[grsec] Q. 'const'antify the members of a structure

[pageexec at freemail.hu]

On 27 May 2010 at 12:31, J. R. Okajima wrote:

> The grsec/pax patches make member of struct brabra_operation 'const.'
> I don't understand why they need these 'const'. They modifies some of
> structures, but other structures.
> What do they want to protect from what?

the goal is to reduce the number of writable function pointers which is
part of a larger strategy for kernel self-protection.

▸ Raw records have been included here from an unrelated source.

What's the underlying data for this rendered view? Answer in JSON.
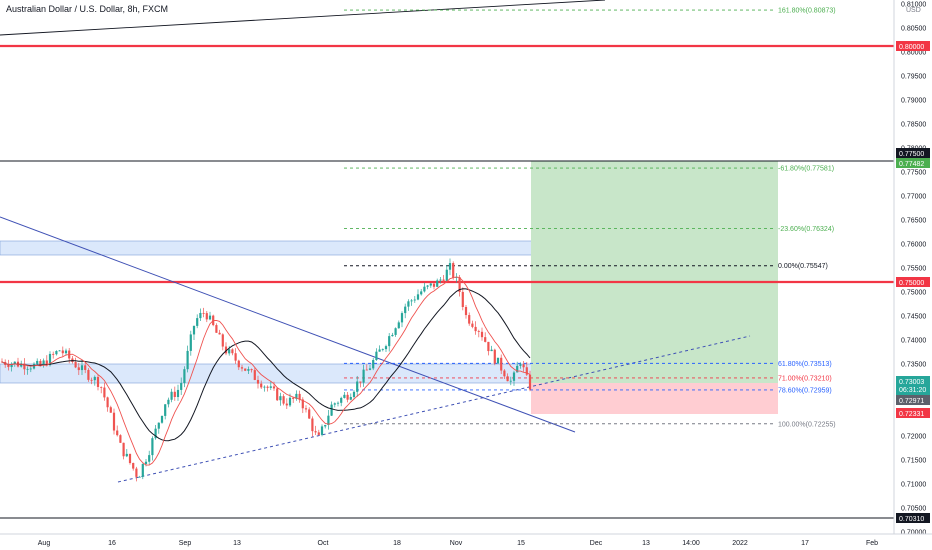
{
  "header": {
    "title": "Australian Dollar / U.S. Dollar, 8h, FXCM"
  },
  "price_axis": {
    "currency_label": "USD",
    "ticks": [
      "0.81000",
      "0.80500",
      "0.80000",
      "0.79500",
      "0.79000",
      "0.78500",
      "0.78000",
      "0.77500",
      "0.77000",
      "0.76500",
      "0.76000",
      "0.75500",
      "0.75000",
      "0.74500",
      "0.74000",
      "0.73500",
      "0.73000",
      "0.72500",
      "0.72000",
      "0.71500",
      "0.71000",
      "0.70500",
      "0.70000"
    ]
  },
  "time_axis": {
    "ticks": [
      "Aug",
      "16",
      "Sep",
      "13",
      "Oct",
      "18",
      "Nov",
      "15",
      "Dec",
      "13",
      "14:00",
      "2022",
      "17",
      "Feb"
    ]
  },
  "price_tags": {
    "p0800": "0.80000",
    "p0775": "0.77500",
    "p07748": "0.77482",
    "p0750": "0.75000",
    "last_price": "0.73003",
    "countdown": "06:31:20",
    "p07297": "0.72971",
    "p07233": "0.72331",
    "p0703": "0.70310"
  },
  "fib_levels": [
    {
      "label": "161.80%(0.80873)",
      "price": 0.80873,
      "color": "#4caf50"
    },
    {
      "label": "-61.80%(0.77581)",
      "price": 0.77581,
      "color": "#4caf50"
    },
    {
      "label": "-23.60%(0.76324)",
      "price": 0.76324,
      "color": "#4caf50"
    },
    {
      "label": "0.00%(0.75547)",
      "price": 0.75547,
      "color": "#131722"
    },
    {
      "label": "61.80%(0.73513)",
      "price": 0.73513,
      "color": "#2962ff"
    },
    {
      "label": "71.00%(0.73210)",
      "price": 0.7321,
      "color": "#f23645"
    },
    {
      "label": "78.60%(0.72959)",
      "price": 0.72959,
      "color": "#2962ff"
    },
    {
      "label": "100.00%(0.72255)",
      "price": 0.72255,
      "color": "#787b86"
    }
  ],
  "colors": {
    "bull": "#26a69a",
    "bear": "#ef5350",
    "resistance": "#f23645",
    "support_zone": "#dbe8fb",
    "profit_zone": "#c8e6c9",
    "loss_zone": "#ffcdd2",
    "ma_fast": "#ef5350",
    "ma_slow": "#131722",
    "trendline": "#3f51b5"
  }
}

> From my point of view, the keyword 'const' is essentially a feature of C
> language and it never modifes the behaviour of software. It just
> prohibits the assignment (or modification) to a variable which is
> expected not to be modified.

you're talking about the human point of view, but that's only part of the
whole picture, the machine point of view is quite different in fact. in
particular it's up to the toolchain and runtime environment to actually
enforce the const (read-only) property of code/data. as you may have inferred
it by now, PaX (and in particular KERNEXEC) does exactly that. even vanilla
kernels have been able to do this partially (DEBUG_RODATA) for a while now.

> In other word, it is a feature for programmers and doesn't enhance the
> security level. Actually programmers can bypass 'const' easily by
> indirect assignment.

try that under KERNEXEC (or even DEBUG_RODATA) and report back the results ;).

> Also the grsec/pax patches modifies some assignments to the member
> of struct brabra_operation in mainline kernel, but they don't make the
> confirmation fot that.

what makes you think that we don't do that? there are many things in PaX
that assume certain 'invariants' in the kernel that have to be verified
*manually* for each release. that's one reason why porting PaX is not a
trivial business for example. so you can rest assured that we are very
much aware of what dangers the 'forking' of such an ops structure presents
and we check for changes each time we make a forward port.